Detto ciò, il corto circuito forse nasce dalla difficoltà di parlare di perdono oggi nel nostro paese. Siamo abituati a vedere in televisione richieste di perdono indegne. Cronisti che sbattono il microfono in faccia al figlio o alla madre della vittima di turno, dicendo: «Ma lei perdona?», sviliscono il senso del perdono, lo rendono un obbligo mediatico per chi soffre, che deve aggiungere al dolore anche il fardello del dover perdonare e di doverlo dire a un microfono in tv.
Alla luce di questo, la risposta del Sinodo può apparire fredda, in particolare nella frase «Questa nuova situazione non ci autorizza però a sostituirci a quanti hanno pagato col sangue o con altri patimenti la loro testimonianza alla fede evangelica e perdonare al posto loro», frase che tiene democraticamente conto del dibattito sinodale, nel tentativo di dare una risposta di sintesi.

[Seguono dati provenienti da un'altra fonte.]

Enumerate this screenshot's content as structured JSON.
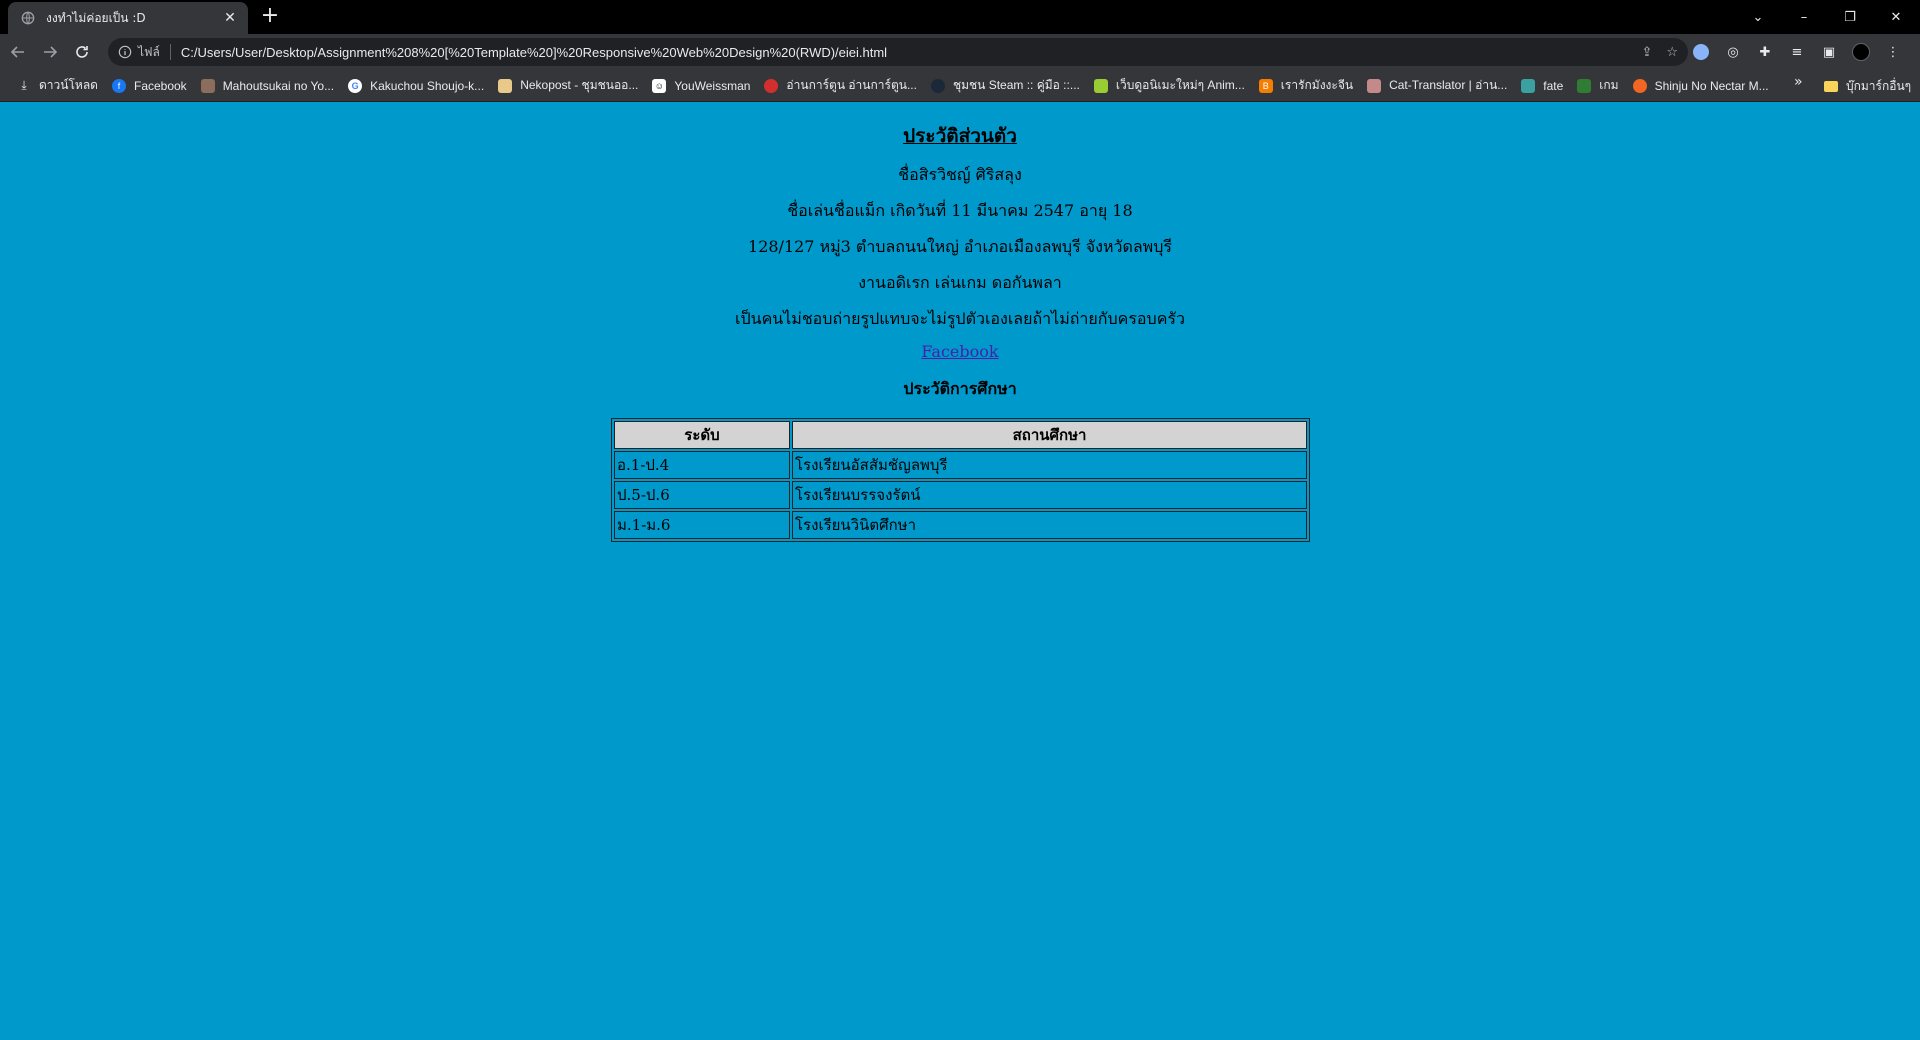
{
  "browser": {
    "tab_title": "งงทำไม่ค่อยเป็น :D",
    "url_label": "ไฟล์",
    "url": "C:/Users/User/Desktop/Assignment%208%20[%20Template%20]%20Responsive%20Web%20Design%20(RWD)/eiei.html",
    "bookmarks": [
      {
        "label": "ดาวน์โหลด",
        "icon": "download-icon",
        "color": "#e8eaed"
      },
      {
        "label": "Facebook",
        "icon": "facebook-icon",
        "color": "#1877f2"
      },
      {
        "label": "Mahoutsukai no Yo...",
        "icon": "site-icon",
        "color": "#8a6d5a"
      },
      {
        "label": "Kakuchou Shoujo-k...",
        "icon": "google-icon",
        "color": "#ffffff"
      },
      {
        "label": "Nekopost - ชุมชนออ...",
        "icon": "cat-icon",
        "color": "#e8c98a"
      },
      {
        "label": "YouWeissman",
        "icon": "person-icon",
        "color": "#ffffff"
      },
      {
        "label": "อ่านการ์ตูน อ่านการ์ตูน...",
        "icon": "site-icon",
        "color": "#d32f2f"
      },
      {
        "label": "ชุมชน Steam :: คู่มือ ::...",
        "icon": "steam-icon",
        "color": "#1b2838"
      },
      {
        "label": "เว็บดูอนิเมะใหม่ๆ Anim...",
        "icon": "site-icon",
        "color": "#9acd32"
      },
      {
        "label": "เรารักมังงะจีน",
        "icon": "blogger-icon",
        "color": "#f57d00"
      },
      {
        "label": "Cat-Translator | อ่าน...",
        "icon": "site-icon",
        "color": "#c48a8a"
      },
      {
        "label": "fate",
        "icon": "site-icon",
        "color": "#3aa0a0"
      },
      {
        "label": "เกม",
        "icon": "site-icon",
        "color": "#2e7d32"
      },
      {
        "label": "Shinju No Nectar M...",
        "icon": "site-icon",
        "color": "#f26522"
      }
    ],
    "other_bookmarks": "บุ๊กมาร์กอื่นๆ"
  },
  "profile": {
    "heading": "ประวัติส่วนตัว",
    "name": "ชื่อสิรวิชญ์ ศิริสลุง",
    "info": "ชื่อเล่นชื่อแม็ก เกิดวันที่ 11 มีนาคม 2547 อายุ 18",
    "address": "128/127 หมู่3 ตำบลถนนใหญ่ อำเภอเมืองลพบุรี จังหวัดลพบุรี",
    "hobby": "งานอดิเรก เล่นเกม ดอกันพลา",
    "about": "เป็นคนไม่ชอบถ่ายรูปแทบจะไม่รูปตัวเองเลยถ้าไม่ถ่ายกับครอบครัว",
    "link_label": "Facebook"
  },
  "education": {
    "heading": "ประวัติการศึกษา",
    "columns": [
      "ระดับ",
      "สถานศึกษา"
    ],
    "rows": [
      [
        "อ.1-ป.4",
        "โรงเรียนอัสสัมชัญลพบุรี"
      ],
      [
        "ป.5-ป.6",
        "โรงเรียนบรรจงรัตน์"
      ],
      [
        "ม.1-ม.6",
        "โรงเรียนวินิตศึกษา"
      ]
    ]
  },
  "colors": {
    "page_background": "#0099cc",
    "table_header": "#d3d3d3",
    "link": "#4a1fa8"
  }
}
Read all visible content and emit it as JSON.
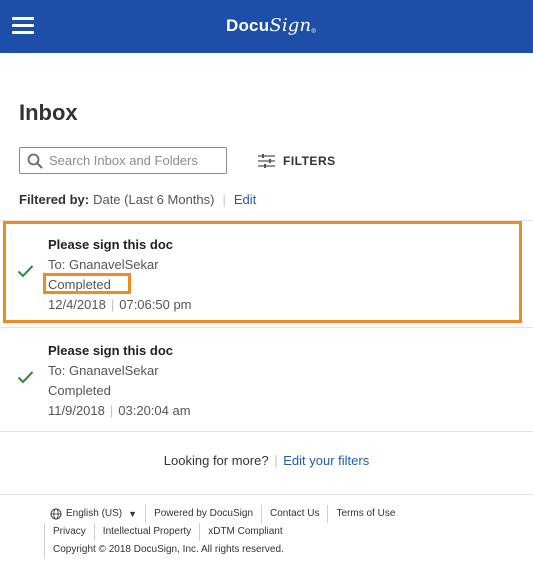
{
  "header": {
    "logo_main": "Docu",
    "logo_script": "Sign",
    "logo_tm": "®"
  },
  "page": {
    "title": "Inbox"
  },
  "search": {
    "placeholder": "Search Inbox and Folders"
  },
  "filters": {
    "label": "FILTERS",
    "filtered_by_label": "Filtered by:",
    "filtered_by_value": "Date (Last 6 Months)",
    "edit_label": "Edit"
  },
  "envelopes": [
    {
      "subject": "Please sign this doc",
      "to": "To: GnanavelSekar",
      "status": "Completed",
      "date": "12/4/2018",
      "time": "07:06:50 pm"
    },
    {
      "subject": "Please sign this doc",
      "to": "To: GnanavelSekar",
      "status": "Completed",
      "date": "11/9/2018",
      "time": "03:20:04 am"
    }
  ],
  "more": {
    "text": "Looking for more?",
    "link": "Edit your filters"
  },
  "footer": {
    "language": "English (US)",
    "links_row1": [
      "Powered by DocuSign",
      "Contact Us",
      "Terms of Use"
    ],
    "links_row2": [
      "Privacy",
      "Intellectual Property",
      "xDTM Compliant"
    ],
    "copyright": "Copyright © 2018 DocuSign, Inc. All rights reserved."
  },
  "colors": {
    "header_bg": "#1e4fa8",
    "link": "#1e5bb8",
    "check": "#2f8a3c",
    "highlight": "#f08a24"
  },
  "icons": {
    "menu": "hamburger-icon",
    "search": "search-icon",
    "filters": "sliders-icon",
    "status": "check-icon",
    "language": "globe-icon"
  }
}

Il Sinodo ha detto, invece, chiaramente di accogliere la richiesta, con un plus, parlando di «misericordia di Dio, che molte volte ha perdonato, e ancora perdona, la sua e la nostra Chiesa, invitandole al pentimento, alla conversione e a novità di vita» (corsivo mio).

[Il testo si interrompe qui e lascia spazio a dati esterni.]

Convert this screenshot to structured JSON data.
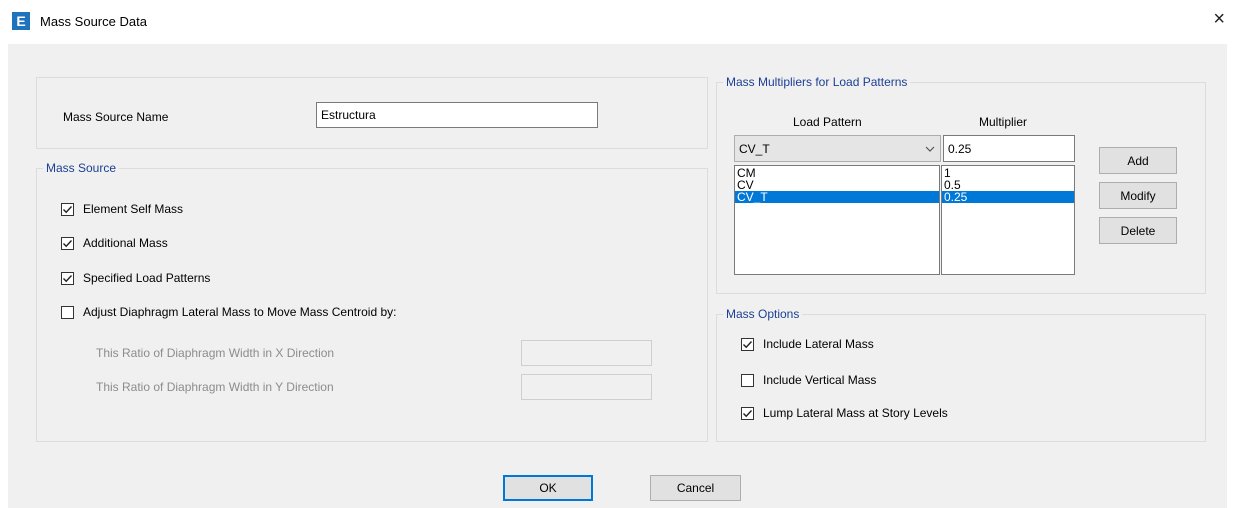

Per una chiesa di tradizione calvinista, il perdono è una richiesta che si fa anzi tutto a Dio, a Colui che porta i nostri fardelli, siano essi il peccato per il quale si chiede perdono, siano essi la difficoltà, a volte la violenza nei confronti di se stessi, di poter dire: «Ti perdono». Il perdono non è solo una parola, ma è un percorso, un cammino di conversione, che fa fruttare il dono della grazia in una vita rinnovata. Il pastore Paolo Ricca ha dichiarato: «È l'inizio di una vita nuova».
Si potrebbe dire che la richiesta di perdono del papa e la risposta del Sinodo siano un fatto privato, una questione tra "preti", tra chiese. Eppure, non sarebbe una cattiva idea approfondire maggiormente, anche al di fuori di questo ristretto contesto, il senso del perdono, della riconciliazione, troppo spesso ridotto a un frase estorta da un microfono impertinente.